Many jurisdictions have since switched from "code-based" to "name-based" reporting of new cases. A name-based system is already used everywhere for AIDS, the advanced stage of HIV infection.

The Centers for Disease Control and Prevention says universal name-based reporting for all HIV cases -- not just AIDS -- is essential for tracking the epidemic in the United States. Having such a system is likely to become the key determinant of how $2.2 billion a year in federal AIDS grants is distributed to cities and states under the Ryan White CARE Act.

It is a time-honored practice for public health departments to record the names of people with specific communicable diseases. Doing so allows health officers to ensure that people are treated so they do not infect others, as in the case of tuberculosis, or to help trace patients' contacts so they can be treated, as with syphilis.

Today, HIV infection in people with no symptoms is the only reportable disease for which some U.S. health departments record cases using only codes, made from letters, birth dates, sex and sometimes elements of Social Security numbers.

Once sworn enemies of collecting the names of HIV-positive people, many activist organizations now either support it or do not oppose it.

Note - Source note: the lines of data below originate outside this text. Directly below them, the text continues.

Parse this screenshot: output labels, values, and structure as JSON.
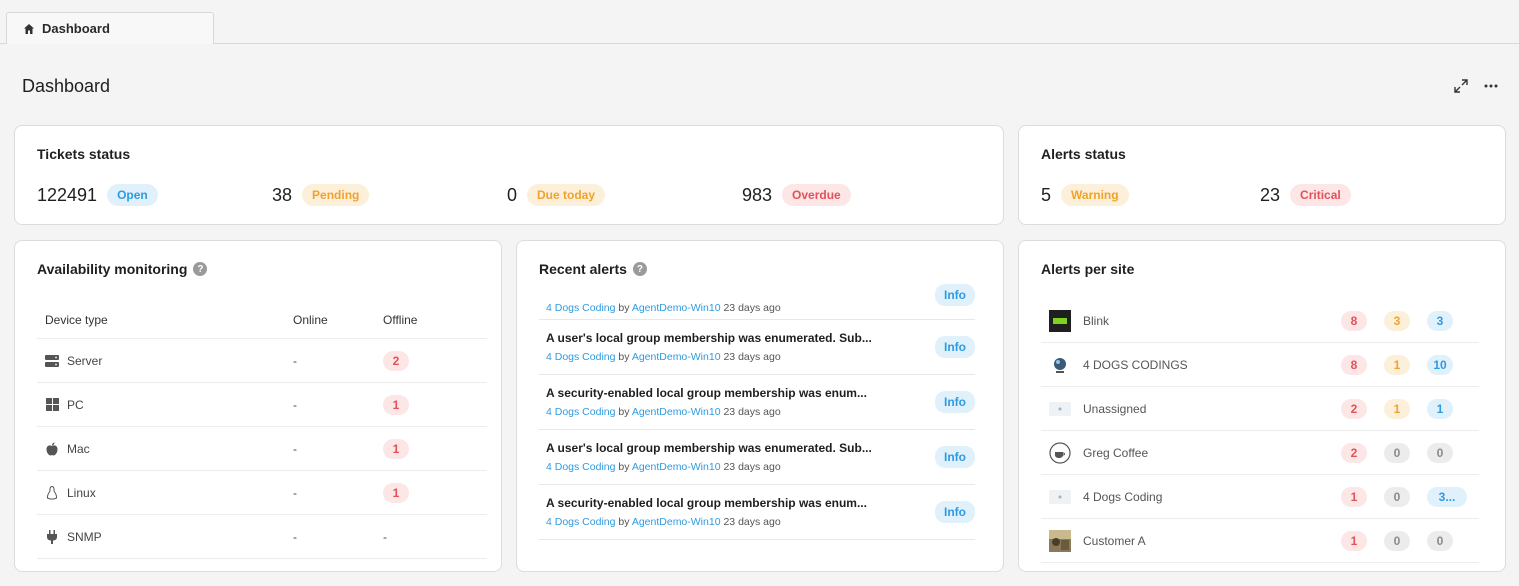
{
  "tab": {
    "label": "Dashboard",
    "icon": "home-icon"
  },
  "page": {
    "title": "Dashboard",
    "icons": [
      "expand-icon",
      "more-icon"
    ]
  },
  "tickets": {
    "title": "Tickets status",
    "stats": [
      {
        "value": "122491",
        "label": "Open",
        "color": "blue"
      },
      {
        "value": "38",
        "label": "Pending",
        "color": "orange"
      },
      {
        "value": "0",
        "label": "Due today",
        "color": "orange"
      },
      {
        "value": "983",
        "label": "Overdue",
        "color": "red"
      }
    ]
  },
  "alerts_status": {
    "title": "Alerts status",
    "stats": [
      {
        "value": "5",
        "label": "Warning",
        "color": "orange"
      },
      {
        "value": "23",
        "label": "Critical",
        "color": "red"
      }
    ]
  },
  "availability": {
    "title": "Availability monitoring",
    "help": "?",
    "columns": [
      "Device type",
      "Online",
      "Offline"
    ],
    "rows": [
      {
        "type": "Server",
        "icon": "server-icon",
        "online": "-",
        "offline": "2"
      },
      {
        "type": "PC",
        "icon": "windows-icon",
        "online": "-",
        "offline": "1"
      },
      {
        "type": "Mac",
        "icon": "apple-icon",
        "online": "-",
        "offline": "1"
      },
      {
        "type": "Linux",
        "icon": "linux-icon",
        "online": "-",
        "offline": "1"
      },
      {
        "type": "SNMP",
        "icon": "plug-icon",
        "online": "-",
        "offline": "-"
      }
    ]
  },
  "recent_alerts": {
    "title": "Recent alerts",
    "help": "?",
    "items": [
      {
        "title": "",
        "site": "4 Dogs Coding",
        "by": "by",
        "agent": "AgentDemo-Win10",
        "when": "23 days ago",
        "level": "Info"
      },
      {
        "title": "A user's local group membership was enumerated. Sub...",
        "site": "4 Dogs Coding",
        "by": "by",
        "agent": "AgentDemo-Win10",
        "when": "23 days ago",
        "level": "Info"
      },
      {
        "title": "A security-enabled local group membership was enum...",
        "site": "4 Dogs Coding",
        "by": "by",
        "agent": "AgentDemo-Win10",
        "when": "23 days ago",
        "level": "Info"
      },
      {
        "title": "A user's local group membership was enumerated. Sub...",
        "site": "4 Dogs Coding",
        "by": "by",
        "agent": "AgentDemo-Win10",
        "when": "23 days ago",
        "level": "Info"
      },
      {
        "title": "A security-enabled local group membership was enum...",
        "site": "4 Dogs Coding",
        "by": "by",
        "agent": "AgentDemo-Win10",
        "when": "23 days ago",
        "level": "Info"
      }
    ]
  },
  "alerts_per_site": {
    "title": "Alerts per site",
    "rows": [
      {
        "name": "Blink",
        "logo": "blink-logo",
        "red": "8",
        "orange": "3",
        "blue": "3",
        "orange_gray": false,
        "blue_gray": false
      },
      {
        "name": "4 DOGS CODINGS",
        "logo": "globe-logo",
        "red": "8",
        "orange": "1",
        "blue": "10",
        "orange_gray": false,
        "blue_gray": false
      },
      {
        "name": "Unassigned",
        "logo": "placeholder-logo",
        "red": "2",
        "orange": "1",
        "blue": "1",
        "orange_gray": false,
        "blue_gray": false
      },
      {
        "name": "Greg Coffee",
        "logo": "coffee-logo",
        "red": "2",
        "orange": "0",
        "blue": "0",
        "orange_gray": true,
        "blue_gray": true
      },
      {
        "name": "4 Dogs Coding",
        "logo": "placeholder-logo",
        "red": "1",
        "orange": "0",
        "blue": "3...",
        "orange_gray": true,
        "blue_gray": false
      },
      {
        "name": "Customer A",
        "logo": "photo-logo",
        "red": "1",
        "orange": "0",
        "blue": "0",
        "orange_gray": true,
        "blue_gray": true
      }
    ]
  }
}
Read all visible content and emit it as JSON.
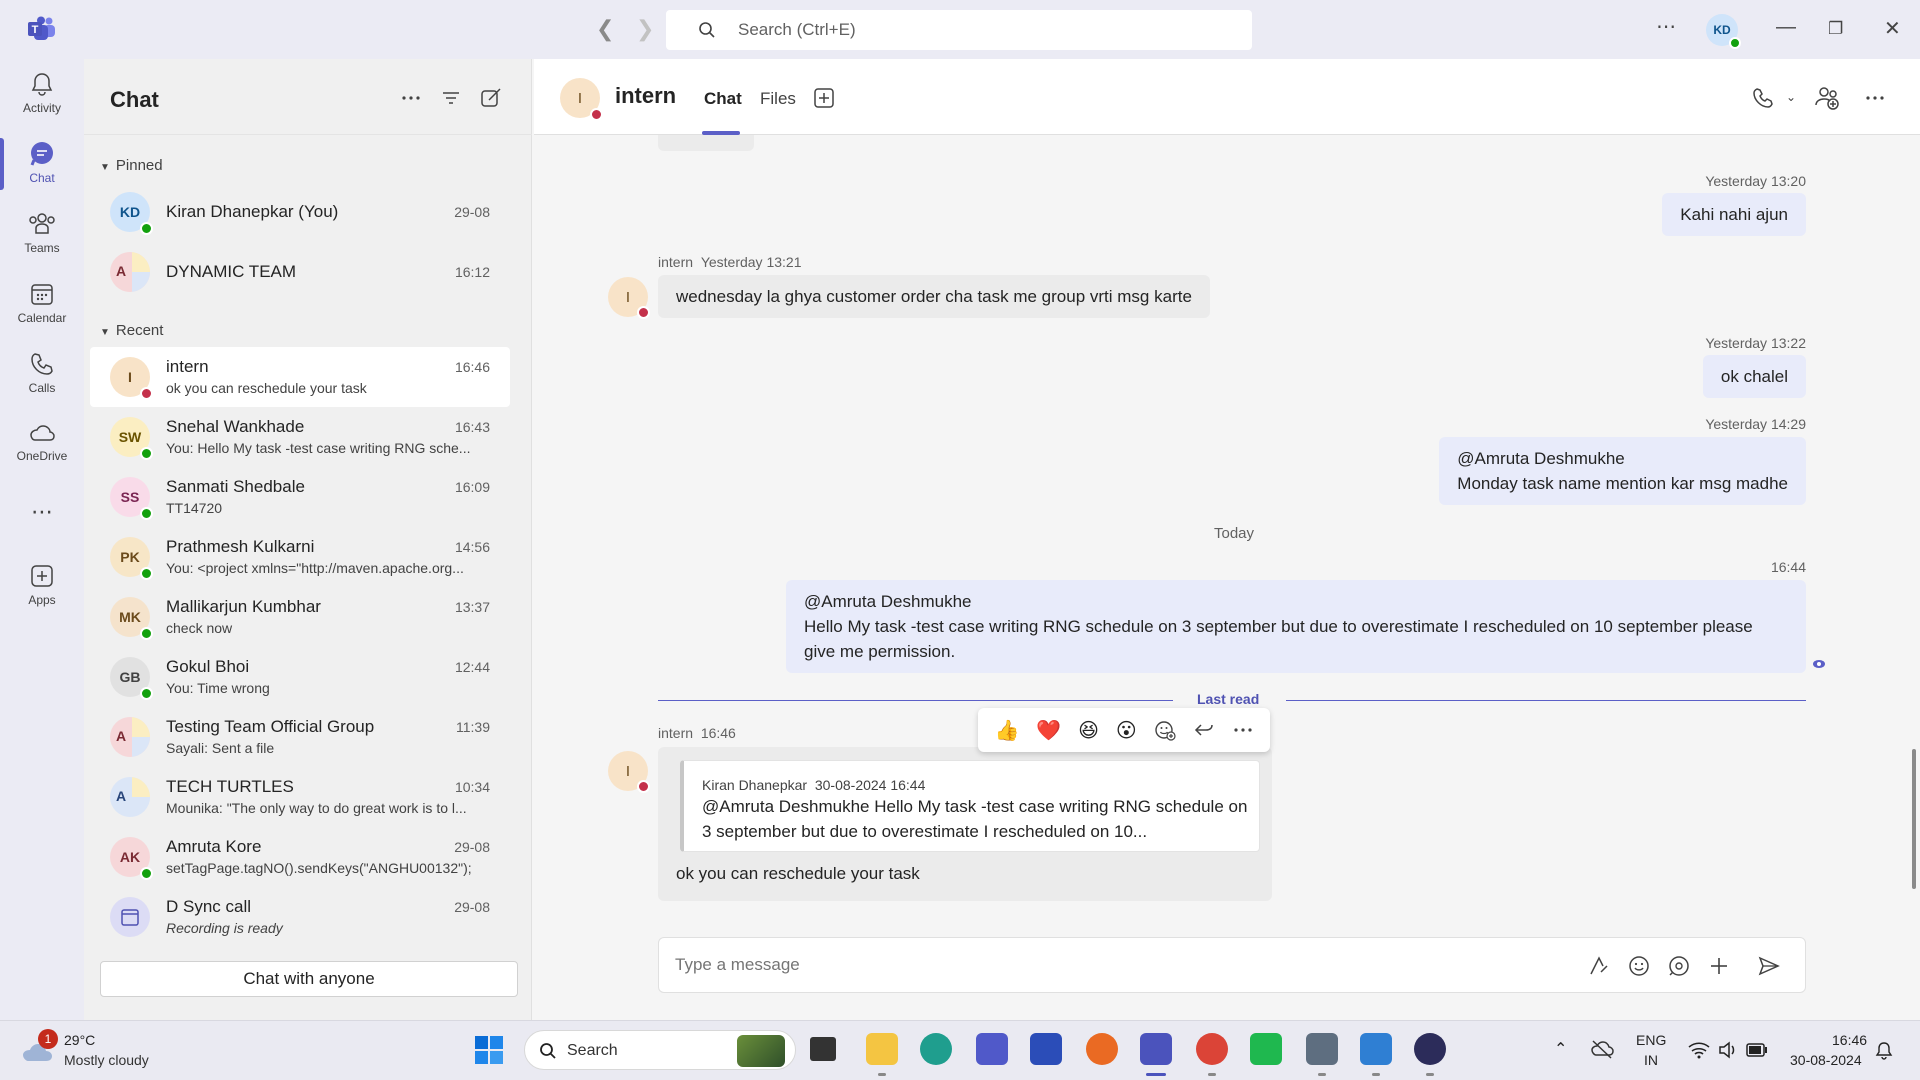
{
  "titlebar": {
    "search_placeholder": "Search (Ctrl+E)",
    "avatar_initials": "KD"
  },
  "rail": {
    "items": [
      {
        "label": "Activity",
        "icon": "bell-icon"
      },
      {
        "label": "Chat",
        "icon": "chat-icon"
      },
      {
        "label": "Teams",
        "icon": "teams-icon"
      },
      {
        "label": "Calendar",
        "icon": "calendar-icon"
      },
      {
        "label": "Calls",
        "icon": "phone-icon"
      },
      {
        "label": "OneDrive",
        "icon": "cloud-icon"
      },
      {
        "label": "Apps",
        "icon": "apps-icon"
      }
    ]
  },
  "list": {
    "title": "Chat",
    "pinned_label": "Pinned",
    "recent_label": "Recent",
    "chat_with_anyone": "Chat with anyone",
    "pinned": [
      {
        "initials": "KD",
        "name": "Kiran Dhanepkar (You)",
        "time": "29-08",
        "preview": "",
        "avatar_bg": "#cfe4fa",
        "avatar_fg": "#0f548c"
      },
      {
        "initials": "A",
        "name": "DYNAMIC TEAM",
        "time": "16:12",
        "preview": "",
        "avatar_bg": "#f6d7d9",
        "avatar_fg": "#7a2a33"
      }
    ],
    "recent": [
      {
        "initials": "I",
        "name": "intern",
        "time": "16:46",
        "preview": "ok you can reschedule your task",
        "avatar_bg": "#f8e3c8",
        "avatar_fg": "#6b4a1b"
      },
      {
        "initials": "SW",
        "name": "Snehal Wankhade",
        "time": "16:43",
        "preview": "You: Hello My task -test case writing RNG sche...",
        "avatar_bg": "#fbeec2",
        "avatar_fg": "#6a5300"
      },
      {
        "initials": "SS",
        "name": "Sanmati Shedbale",
        "time": "16:09",
        "preview": "TT14720",
        "avatar_bg": "#f9dbe9",
        "avatar_fg": "#7b2653"
      },
      {
        "initials": "PK",
        "name": "Prathmesh Kulkarni",
        "time": "14:56",
        "preview": "You: <project xmlns=\"http://maven.apache.org...",
        "avatar_bg": "#f7e6c7",
        "avatar_fg": "#6b4a1b"
      },
      {
        "initials": "MK",
        "name": "Mallikarjun Kumbhar",
        "time": "13:37",
        "preview": "check now",
        "avatar_bg": "#f5e3cc",
        "avatar_fg": "#6b4a1b"
      },
      {
        "initials": "GB",
        "name": "Gokul Bhoi",
        "time": "12:44",
        "preview": "You: Time wrong",
        "avatar_bg": "#e1e1e1",
        "avatar_fg": "#424242"
      },
      {
        "initials": "A",
        "name": "Testing Team Official Group",
        "time": "11:39",
        "preview": "Sayali: Sent a file",
        "avatar_bg": "#f6d7d9",
        "avatar_fg": "#7a2a33"
      },
      {
        "initials": "A",
        "name": "TECH TURTLES",
        "time": "10:34",
        "preview": "Mounika: \"The only way to do great work is to l...",
        "avatar_bg": "#dbe6f7",
        "avatar_fg": "#28457a"
      },
      {
        "initials": "AK",
        "name": "Amruta Kore",
        "time": "29-08",
        "preview": "setTagPage.tagNO().sendKeys(\"ANGHU00132\");",
        "avatar_bg": "#f6d7d9",
        "avatar_fg": "#7a2a33"
      },
      {
        "initials": "",
        "name": "D Sync call",
        "time": "29-08",
        "preview": "Recording is ready",
        "avatar_bg": "#dcdcf5",
        "avatar_fg": "#4f52b2"
      }
    ]
  },
  "conversation": {
    "title": "intern",
    "avatar_initial": "I",
    "tabs": [
      "Chat",
      "Files"
    ],
    "today_label": "Today",
    "last_read_label": "Last read",
    "messages_out": [
      {
        "meta": "Yesterday 13:20",
        "lines": [
          "Kahi nahi ajun"
        ]
      },
      {
        "meta": "Yesterday 13:22",
        "lines": [
          "ok chalel"
        ]
      },
      {
        "meta": "Yesterday 14:29",
        "lines": [
          "@Amruta Deshmukhe",
          "Monday task name mention kar msg madhe"
        ]
      },
      {
        "meta": "16:44",
        "lines": [
          "@Amruta Deshmukhe",
          "Hello My task -test case writing RNG schedule on 3 september but due to overestimate I rescheduled on 10 september please give me permission."
        ]
      }
    ],
    "messages_in": [
      {
        "author": "intern",
        "time": "Yesterday 13:21",
        "text": "wednesday la ghya customer order cha task me group vrti msg karte"
      },
      {
        "author": "intern",
        "time": "16:46",
        "text": "ok you can reschedule your task"
      }
    ],
    "quote": {
      "author": "Kiran Dhanepkar",
      "time": "30-08-2024 16:44",
      "text": "@Amruta Deshmukhe Hello My task -test case writing RNG schedule on 3 september but due to overestimate I rescheduled on 10..."
    },
    "reactions": [
      "👍",
      "❤️",
      "😆",
      "😮"
    ],
    "composer_placeholder": "Type a message"
  },
  "taskbar": {
    "weather_badge": "1",
    "weather_temp": "29°C",
    "weather_desc": "Mostly cloudy",
    "search_label": "Search",
    "lang_line1": "ENG",
    "lang_line2": "IN",
    "time": "16:46",
    "date": "30-08-2024"
  }
}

Some say health departments have shown they can keep the data confidential and, with the advent of effective drug treatments, now have a reason to contact infected people.

"There is this opportunity to do good -- of getting people to find out about their HIV status so they can begin treatment if it's appropriate," said Mark Cloutier, executive director of the San Francisco AIDS Foundation. The organization changed its position against name-based reporting five months ago.

A bill requiring name-based reporting of HIV passed one chamber of California's legislature in January and is before the other.

But this view is not universal.

Some people "will be driven away from the system if we cannot guarantee confidentiality. It may be the very people you want to most engage in testing and the health care system," said Denise McWilliams of the AIDS Action Committee of Massachusetts, which uses only codes.

The move to name-based reporting has long been in the wind. Last July, CDC Director Julie L. Gerberding sent a letter to state health departments saying -- twice, in italics -- that the agency "recommends" name-based reporting.